三、过采样与欠采样结合（combine）

SMOTE算法的缺点是生成的少数类样本容易与周围的多数类样本产生重叠难以分类，而数据清洗技术恰好可以处理掉重叠样本，所以可以将二者结合起来形成一个pipeline，先过采样再进行数据清洗。主要的方法是 SMOTE + ENN 和 SMOTE + Tomek ，其中 SMOTE + ENN 通常能清除更多的重叠样本.

1、SMOTEENN

from imblearn.combine import SMOTEENN
smote_enn = SMOTEENN(random_state=0)
X_resampled, y_resampled = smote_enn.fit_sample(X, y)

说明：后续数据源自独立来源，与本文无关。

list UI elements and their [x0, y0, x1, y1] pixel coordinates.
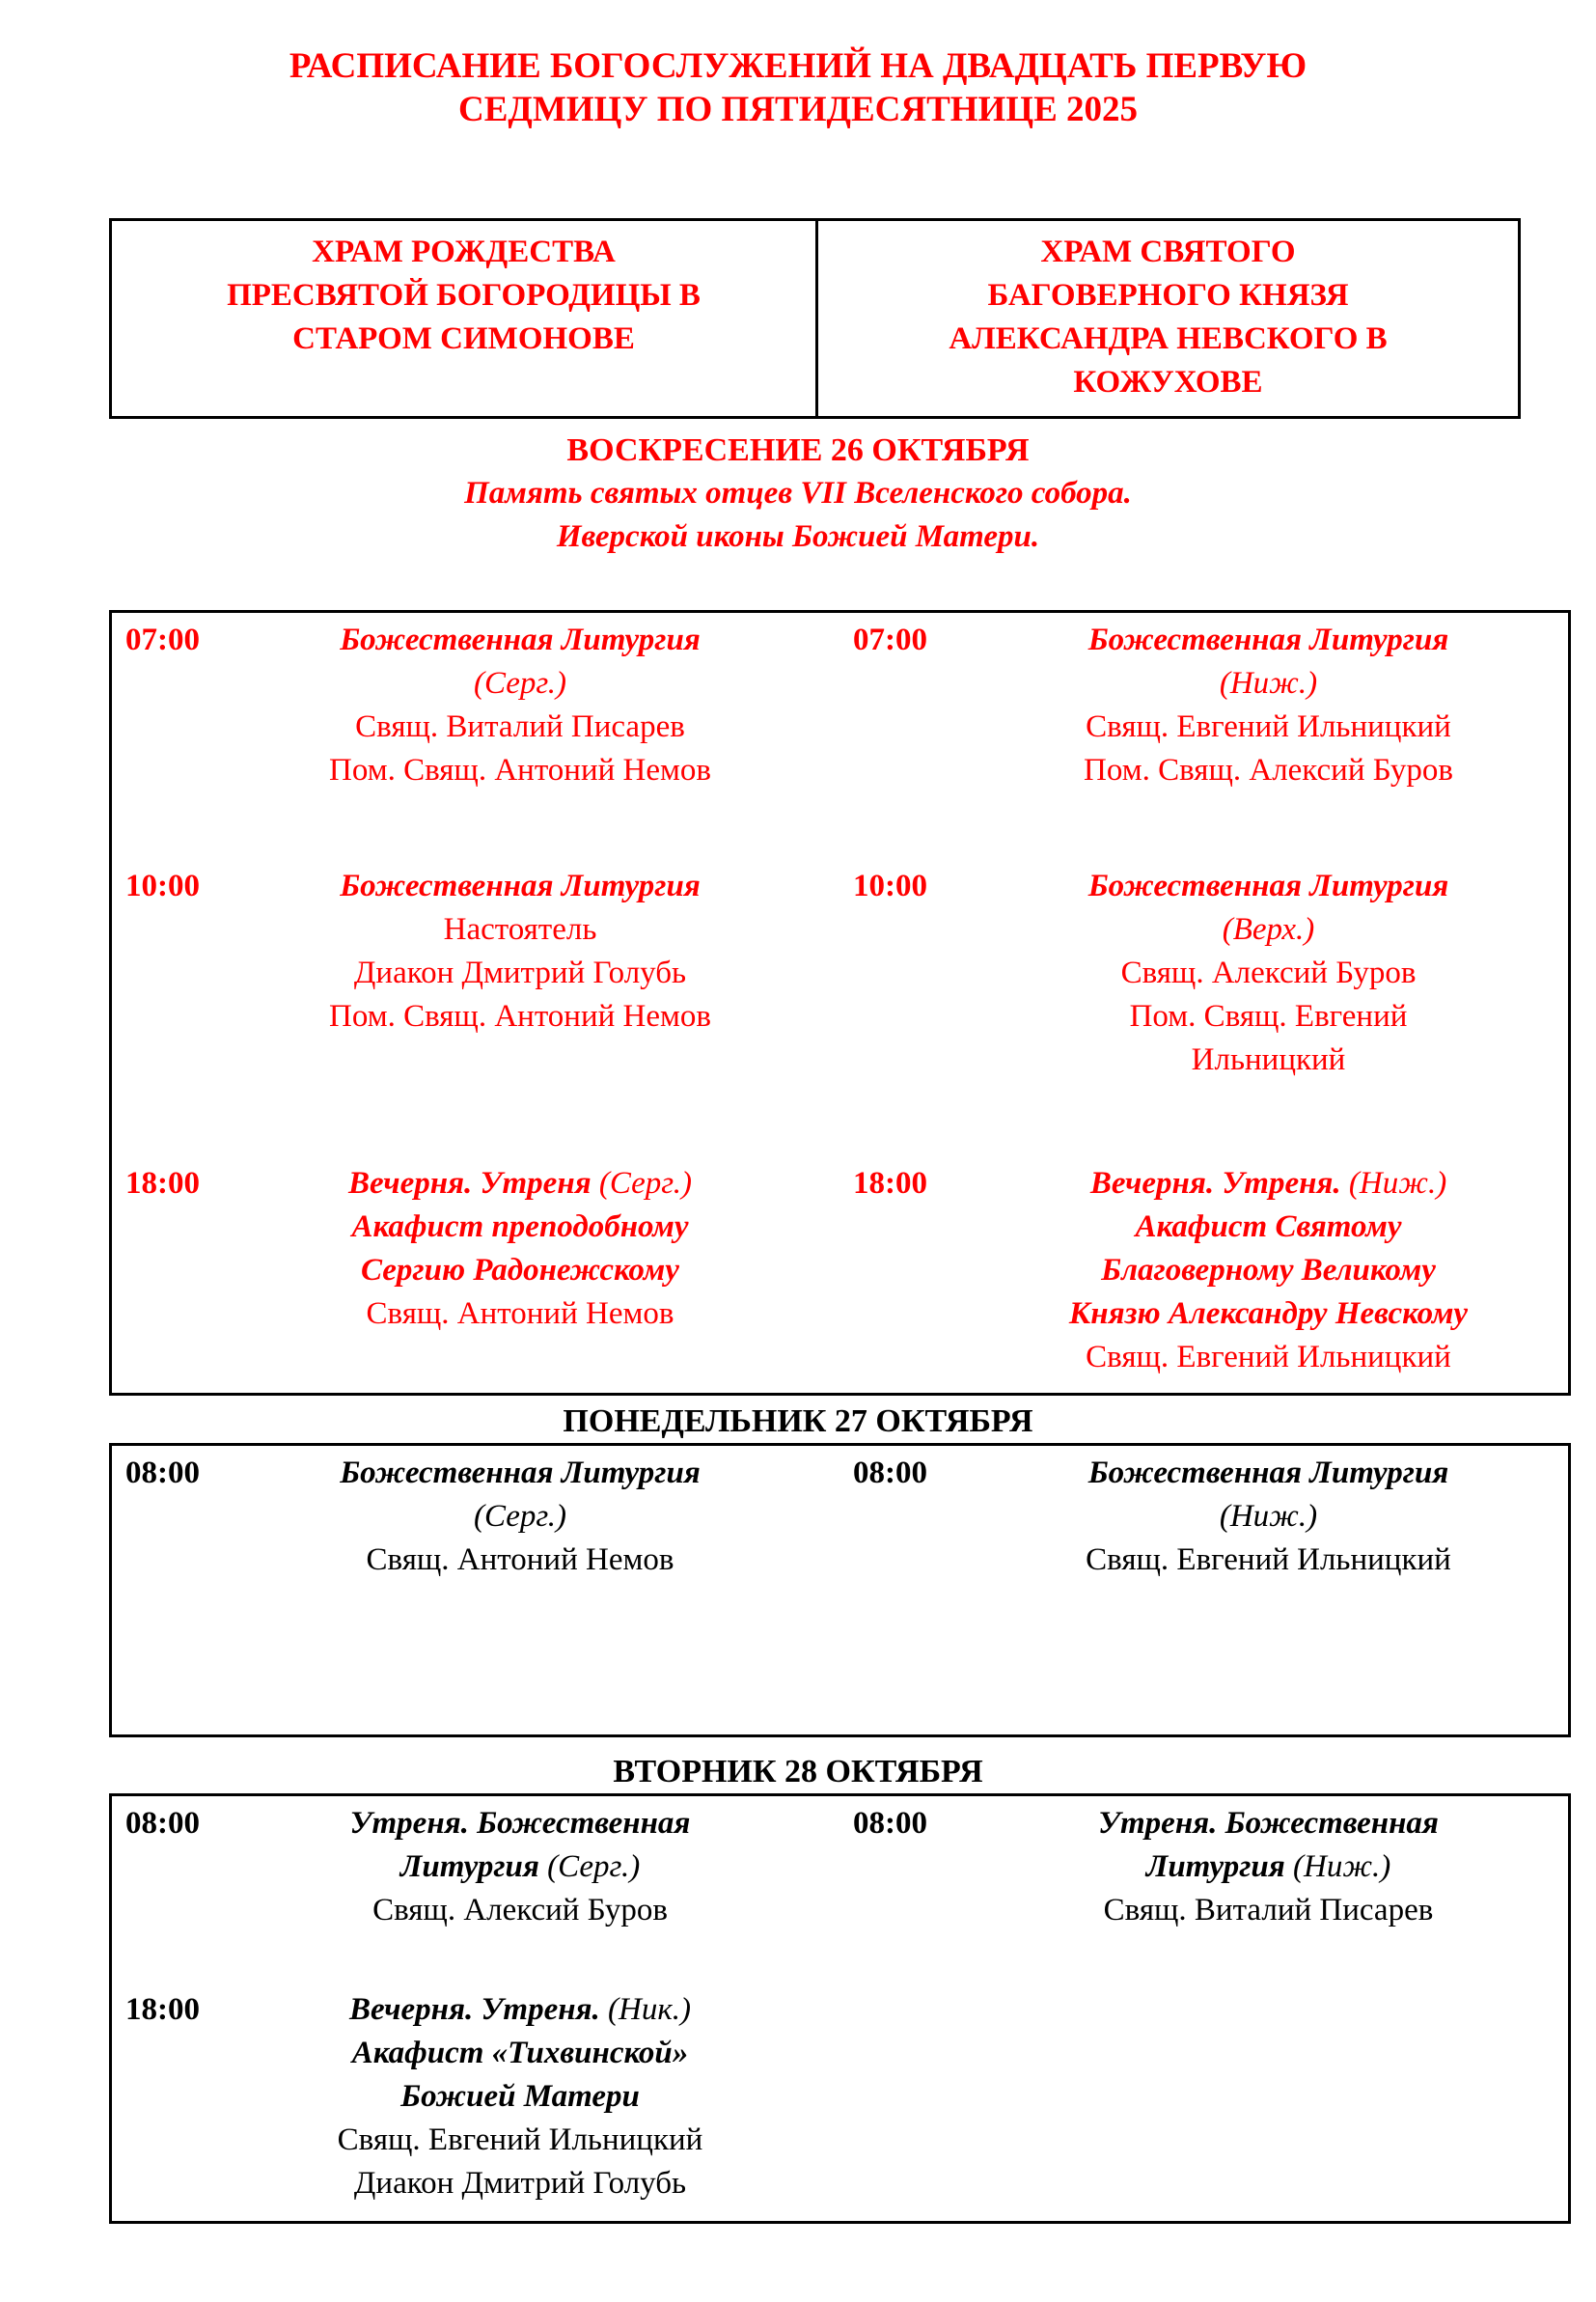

print(sorted(Counter(y_resampled).items()))

2、 SMOTETomek

from imblearn.combine import SMOTETomek
smote_tomek = SMOTETomek(sampling_strategy={0: 700,1:300,2:200 },random_state=0)
X_resampled, y_resampled = smote_tomek.fit_sample(X, y)
print(sorted(Counter(y_resampled).items()))

四、ensemble

在每次生成训练集时使用所有分类中的小样本量，同时从分类中的大样本量中随机抽取数据来与小样本量合并构成训练集，这样反复多次会得到很多训练集和训练模型。最后在应用时，使用组合方法（例如投票、加权投票等）产生分类预测结果。

例如，在数据集中的正、负例的样本分别为100和10000条，比例为1:100。此时可以将负例样本（类别中的大量样本集）随机分为100份（当然也可以分更多），每份100条数据；然后每次形成训练集时使用所有的正样本（100条）和随机抽取的负样本（100条）形成新的数据集。如此反复可以得到100个训练集和对应的训练模型。
一个不均衡的数据集能够通过多个均衡的子集来实现均衡, imblearn.ensemble模块能实现上述功能.

1、EasyEnsemble (可控制数量)
从多数类样本中随机抽样成子集，该子集的数量等于少数类样本的数量。接着将该子集与少数类样本结合起来训练一个模型，迭代n次。这样虽然每个子集的样本少于总体样本，但集成后总信息量并不减少。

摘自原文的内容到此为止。